AI‐24sp‐2024‐05‐16‐Afternoon - TheEvergreenStateCollege/upper-division-cs-23-24 GitHub Wiki
Week 07 - Afternoon Lab
Continue with your dataset from last week's lab.
First Half of Chapter 3 Goals:
- Code a simple, hard-coded attention layer of weights
- Normalize it to sum to 1.0
- Code a trainable attention layer
Don't worry if you haven't finished the previous lab. Start fresh with today's lab.
Change back to your assignments directory, one directory up from the data
directory in the previous step.
cd <repo_dir>/ai-24sp/assignments/<your_username>
Download your dataset / book text using your data.sh
script from last time,
if you don't have your text in your current work environment.
(For example, a new GitPod workspace).
./data.sh
Create a new directory for week6
and do your work by adding and running the process.py
in this directory.
mkdir -p week7
cd week7
touch dataloader.py
The only lines you need from your Week 6 process.py
are the ones
that load your dataset. They should look like the following:
raw_text = ""
with open("../data/mark-twain-autobio.txt", "r", encoding="utf-8") as f:
raw_text = f.read()
print(f"Total number of characters: {len(raw_text)}")
print(raw_text[:100])
You'll also copy over your requirements.txt
file from week6
and add the numpy
package.
This is needed for some numerical calculations and torch
depends on it.
tiktoken
torch
numpy
Your directory structure in your personal / team assignments directory will look something like this,
but with your own dataset in the data
directory.
|-- data.sh
|-- data
| |-- mark-twain-autobio.html
| |-- mark-twain-autobio.txt
`-- week5
|-- process.py
`-- tokenizer.py
`-- week6
|-- process.py
|-- dataloader.py
`-- requirements.txt
`--week7
├── 2_6_sampling.py
├── 2_7_embeddings.py
├── 2_8_positional.py
|---3_3_1_untrainable.py
|---3_3_2_trainable.py
└── dataloader.py
`-- requirements.txt
Install these packages with this command
pip3 install -r requirements.txt
This may take a few minutes on GitPod, so start the process and read ahead to the next step.

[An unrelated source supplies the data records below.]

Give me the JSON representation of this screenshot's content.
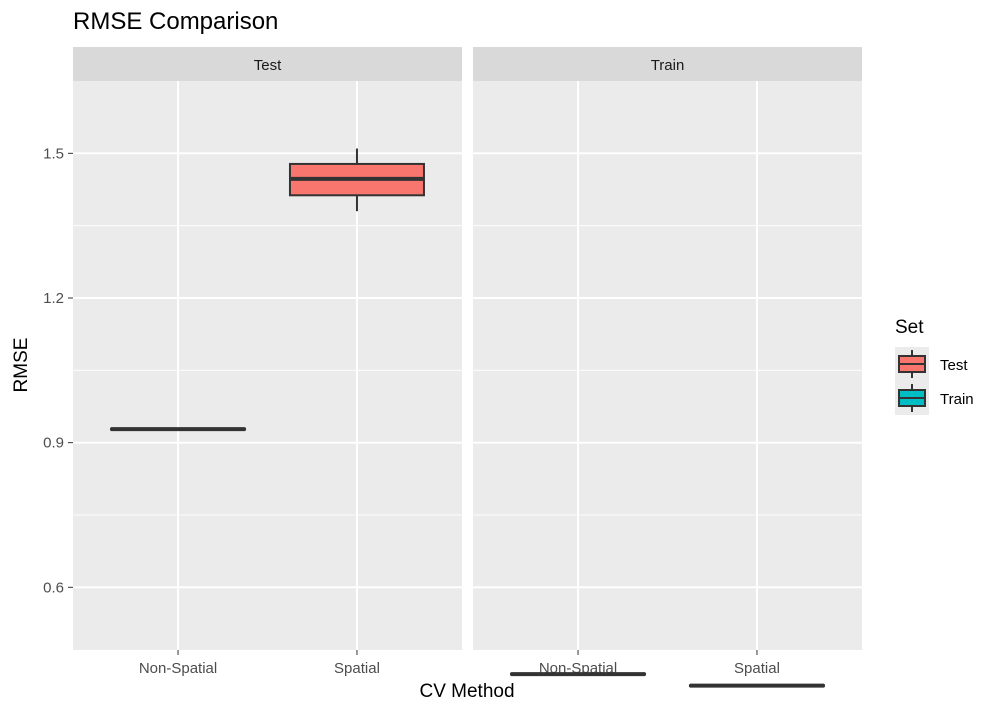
{
  "chart_data": {
    "type": "box",
    "title": "RMSE Comparison",
    "xlabel": "CV Method",
    "ylabel": "RMSE",
    "ylim": [
      0.47,
      1.65
    ],
    "yticks": [
      0.6,
      0.9,
      1.2,
      1.5
    ],
    "categories": [
      "Non-Spatial",
      "Spatial"
    ],
    "grid": true,
    "facets": [
      {
        "name": "Test",
        "boxes": [
          {
            "category": "Non-Spatial",
            "set": "Test",
            "min": 0.927,
            "q1": 0.927,
            "median": 0.928,
            "q3": 0.929,
            "max": 0.93
          },
          {
            "category": "Spatial",
            "set": "Test",
            "min": 1.38,
            "q1": 1.413,
            "median": 1.447,
            "q3": 1.478,
            "max": 1.51
          }
        ]
      },
      {
        "name": "Train",
        "boxes": [
          {
            "category": "Non-Spatial",
            "set": "Train",
            "min": 0.417,
            "q1": 0.419,
            "median": 0.42,
            "q3": 0.421,
            "max": 0.424
          },
          {
            "category": "Spatial",
            "set": "Train",
            "min": 0.395,
            "q1": 0.395,
            "median": 0.396,
            "q3": 0.397,
            "max": 0.397
          }
        ]
      }
    ],
    "legend": {
      "title": "Set",
      "position": "right",
      "items": [
        {
          "label": "Test",
          "color": "#F8766D"
        },
        {
          "label": "Train",
          "color": "#00BFC4"
        }
      ]
    },
    "colors": {
      "panel_bg": "#EBEBEB",
      "strip_bg": "#D9D9D9",
      "grid": "#FFFFFF",
      "box_line": "#333333"
    }
  }
}
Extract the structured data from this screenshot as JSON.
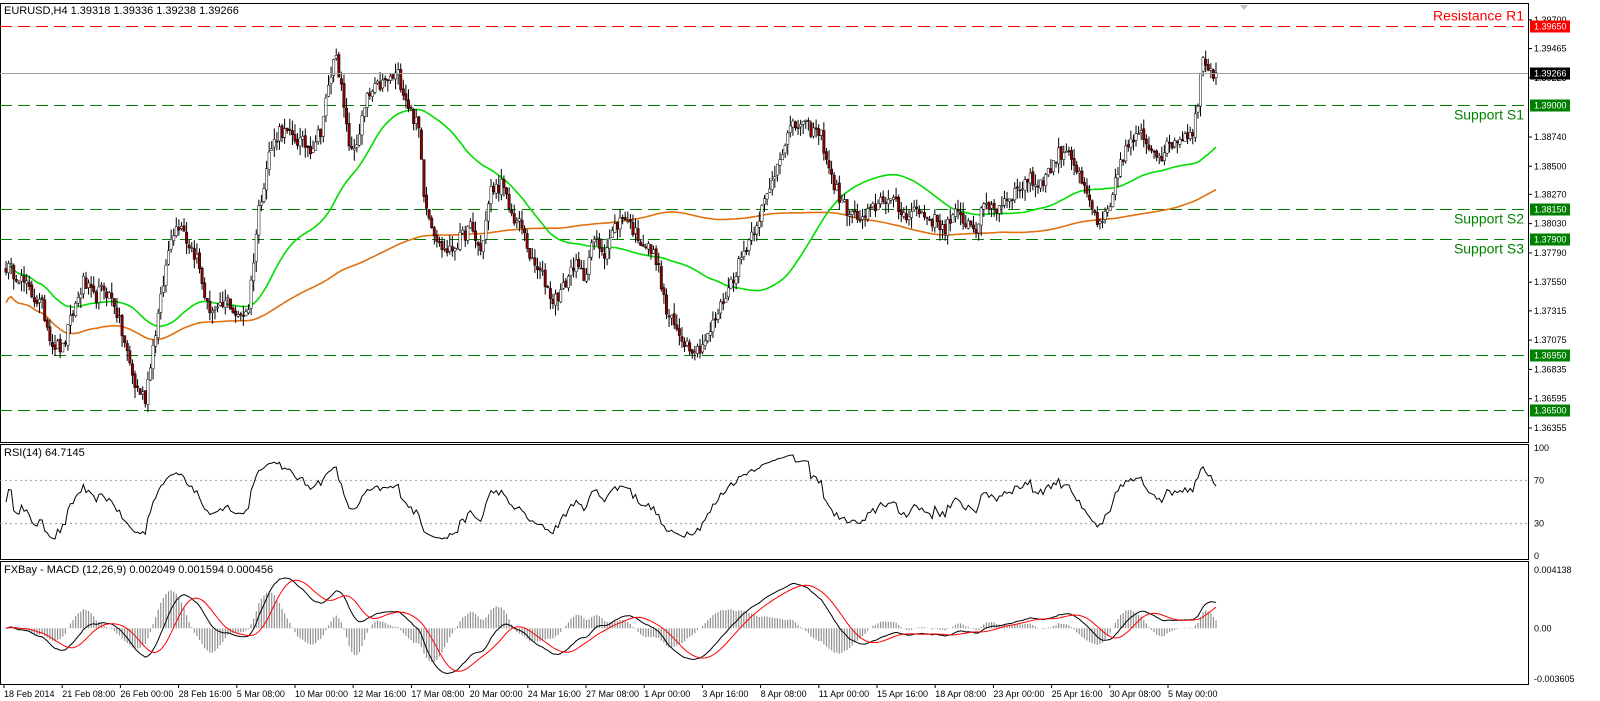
{
  "header": {
    "symbol_line": "EURUSD,H4  1.39318 1.39336 1.39238 1.39266"
  },
  "colors": {
    "resistance": "#ff0000",
    "support": "#008000",
    "ma_fast": "#00dd00",
    "ma_slow": "#e07010",
    "macd": "#000000",
    "signal": "#ff0000",
    "bull": "#ffffff",
    "bear": "#8b0000",
    "wick": "#000000"
  },
  "chart_data": [
    {
      "type": "candlestick",
      "title": "EURUSD,H4",
      "ylim": [
        1.3624,
        1.3983
      ],
      "y_ticks": [
        "1.39700",
        "1.39465",
        "1.39225",
        "1.38740",
        "1.38500",
        "1.38270",
        "1.38030",
        "1.37790",
        "1.37550",
        "1.37315",
        "1.37075",
        "1.36835",
        "1.36595",
        "1.36355"
      ],
      "x_ticks": [
        "18 Feb 2014",
        "21 Feb 08:00",
        "26 Feb 00:00",
        "28 Feb 16:00",
        "5 Mar 08:00",
        "10 Mar 00:00",
        "12 Mar 16:00",
        "17 Mar 08:00",
        "20 Mar 00:00",
        "24 Mar 16:00",
        "27 Mar 08:00",
        "1 Apr 00:00",
        "3 Apr 16:00",
        "8 Apr 08:00",
        "11 Apr 00:00",
        "15 Apr 16:00",
        "18 Apr 08:00",
        "23 Apr 00:00",
        "25 Apr 16:00",
        "30 Apr 08:00",
        "5 May 00:00"
      ],
      "current_price": "1.39266",
      "current_price_value": 1.39266,
      "levels": [
        {
          "name": "Resistance R1",
          "value": 1.3965,
          "label": "1.39650",
          "kind": "resistance"
        },
        {
          "name": "",
          "value": 1.39,
          "label": "1.39000",
          "kind": "support"
        },
        {
          "name": "Support S1",
          "value": 1.39,
          "label": "",
          "kind": "support"
        },
        {
          "name": "Support S2",
          "value": 1.3815,
          "label": "1.38150",
          "kind": "support"
        },
        {
          "name": "Support S3",
          "value": 1.379,
          "label": "1.37900",
          "kind": "support"
        },
        {
          "name": "",
          "value": 1.3695,
          "label": "1.36950",
          "kind": "support"
        },
        {
          "name": "",
          "value": 1.365,
          "label": "1.36500",
          "kind": "support"
        }
      ],
      "anchors": [
        [
          0,
          1.3768
        ],
        [
          5,
          1.376
        ],
        [
          10,
          1.3745
        ],
        [
          14,
          1.3735
        ],
        [
          18,
          1.3705
        ],
        [
          22,
          1.37
        ],
        [
          26,
          1.373
        ],
        [
          30,
          1.3755
        ],
        [
          34,
          1.3742
        ],
        [
          38,
          1.375
        ],
        [
          42,
          1.3738
        ],
        [
          46,
          1.3705
        ],
        [
          50,
          1.367
        ],
        [
          54,
          1.366
        ],
        [
          56,
          1.369
        ],
        [
          60,
          1.374
        ],
        [
          64,
          1.3795
        ],
        [
          68,
          1.3805
        ],
        [
          70,
          1.379
        ],
        [
          74,
          1.3775
        ],
        [
          78,
          1.3735
        ],
        [
          82,
          1.373
        ],
        [
          86,
          1.374
        ],
        [
          90,
          1.3725
        ],
        [
          94,
          1.3735
        ],
        [
          98,
          1.3815
        ],
        [
          102,
          1.386
        ],
        [
          106,
          1.388
        ],
        [
          110,
          1.3875
        ],
        [
          114,
          1.387
        ],
        [
          118,
          1.3865
        ],
        [
          122,
          1.388
        ],
        [
          126,
          1.3925
        ],
        [
          128,
          1.3945
        ],
        [
          132,
          1.388
        ],
        [
          134,
          1.386
        ],
        [
          136,
          1.387
        ],
        [
          140,
          1.3905
        ],
        [
          144,
          1.3915
        ],
        [
          148,
          1.392
        ],
        [
          152,
          1.3925
        ],
        [
          156,
          1.39
        ],
        [
          160,
          1.388
        ],
        [
          162,
          1.383
        ],
        [
          164,
          1.381
        ],
        [
          168,
          1.3785
        ],
        [
          172,
          1.378
        ],
        [
          176,
          1.379
        ],
        [
          180,
          1.38
        ],
        [
          184,
          1.378
        ],
        [
          188,
          1.383
        ],
        [
          192,
          1.3835
        ],
        [
          196,
          1.381
        ],
        [
          200,
          1.38
        ],
        [
          204,
          1.377
        ],
        [
          208,
          1.376
        ],
        [
          212,
          1.374
        ],
        [
          216,
          1.375
        ],
        [
          220,
          1.377
        ],
        [
          224,
          1.376
        ],
        [
          228,
          1.379
        ],
        [
          232,
          1.378
        ],
        [
          236,
          1.38
        ],
        [
          240,
          1.381
        ],
        [
          244,
          1.3795
        ],
        [
          248,
          1.3785
        ],
        [
          252,
          1.3775
        ],
        [
          256,
          1.373
        ],
        [
          260,
          1.3715
        ],
        [
          264,
          1.3705
        ],
        [
          268,
          1.37
        ],
        [
          272,
          1.371
        ],
        [
          276,
          1.373
        ],
        [
          280,
          1.375
        ],
        [
          284,
          1.377
        ],
        [
          288,
          1.379
        ],
        [
          292,
          1.381
        ],
        [
          296,
          1.383
        ],
        [
          300,
          1.386
        ],
        [
          304,
          1.388
        ],
        [
          308,
          1.3885
        ],
        [
          312,
          1.388
        ],
        [
          316,
          1.3875
        ],
        [
          320,
          1.384
        ],
        [
          324,
          1.382
        ],
        [
          328,
          1.381
        ],
        [
          332,
          1.3805
        ],
        [
          336,
          1.3815
        ],
        [
          340,
          1.3825
        ],
        [
          344,
          1.382
        ],
        [
          348,
          1.381
        ],
        [
          352,
          1.3815
        ],
        [
          356,
          1.381
        ],
        [
          360,
          1.3805
        ],
        [
          364,
          1.38
        ],
        [
          368,
          1.381
        ],
        [
          372,
          1.3805
        ],
        [
          376,
          1.38
        ],
        [
          380,
          1.382
        ],
        [
          384,
          1.3815
        ],
        [
          388,
          1.3825
        ],
        [
          392,
          1.383
        ],
        [
          396,
          1.384
        ],
        [
          400,
          1.3835
        ],
        [
          404,
          1.3845
        ],
        [
          408,
          1.386
        ],
        [
          412,
          1.3865
        ],
        [
          416,
          1.384
        ],
        [
          420,
          1.382
        ],
        [
          424,
          1.38
        ],
        [
          428,
          1.3815
        ],
        [
          432,
          1.3855
        ],
        [
          436,
          1.387
        ],
        [
          440,
          1.3875
        ],
        [
          444,
          1.3865
        ],
        [
          448,
          1.386
        ],
        [
          452,
          1.387
        ],
        [
          456,
          1.3875
        ],
        [
          460,
          1.388
        ],
        [
          462,
          1.39
        ],
        [
          464,
          1.3945
        ],
        [
          466,
          1.393
        ],
        [
          468,
          1.3927
        ]
      ],
      "series": [
        {
          "name": "",
          "kind": "moving-average",
          "period": 50,
          "color": "#00dd00"
        },
        {
          "name": "",
          "kind": "moving-average",
          "period": 200,
          "color": "#e07010"
        }
      ]
    },
    {
      "type": "line",
      "title": "RSI(14) 64.7145",
      "ylim": [
        0,
        100
      ],
      "y_ticks": [
        "100",
        "70",
        "30",
        "0"
      ],
      "levels": [
        30,
        70
      ],
      "last_value": 64.7145
    },
    {
      "type": "histogram+line",
      "title": "FXBay - MACD (12,26,9) 0.002049 0.001594 0.000456",
      "ylim": [
        -0.00375,
        0.0045
      ],
      "y_ticks": [
        "0.004138",
        "0.00",
        "-0.003605"
      ],
      "series": [
        {
          "name": "",
          "kind": "macd",
          "color": "#000000"
        },
        {
          "name": "",
          "kind": "signal",
          "color": "#ff0000"
        },
        {
          "name": "",
          "kind": "histogram",
          "color": "#808080"
        }
      ],
      "last_values": {
        "macd": 0.002049,
        "signal": 0.001594,
        "histogram": 0.000456
      }
    }
  ]
}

Read Chapter 3 of the Raschka book on LLMs, starting from the beginning and up to and including Section 3.4.1.
Your goal is to re-type these code sections into your own directory, in the file with the appropriate filename.
For example:
- Section 2.6 in
2_6_sampling.py
- Section 2.7 in
2_7_embeddings.py
- Section 2.8 in
2_8_positional.py
- Section 3.3.1 in
3_3_1_untrainable.py
- Section 3.3.2 in
3_3_2_trainable.py
and adapt them to your own dataset.
Run these files to produce the same output from the book, and copy and paste these into a dev diary entry for today.
In your assignments directory, run the following command to prevent yourself from accidentally committing any large files to the class monorepo.
Now add, commit, and push your changes on a branch and pull request using our Git Workflow.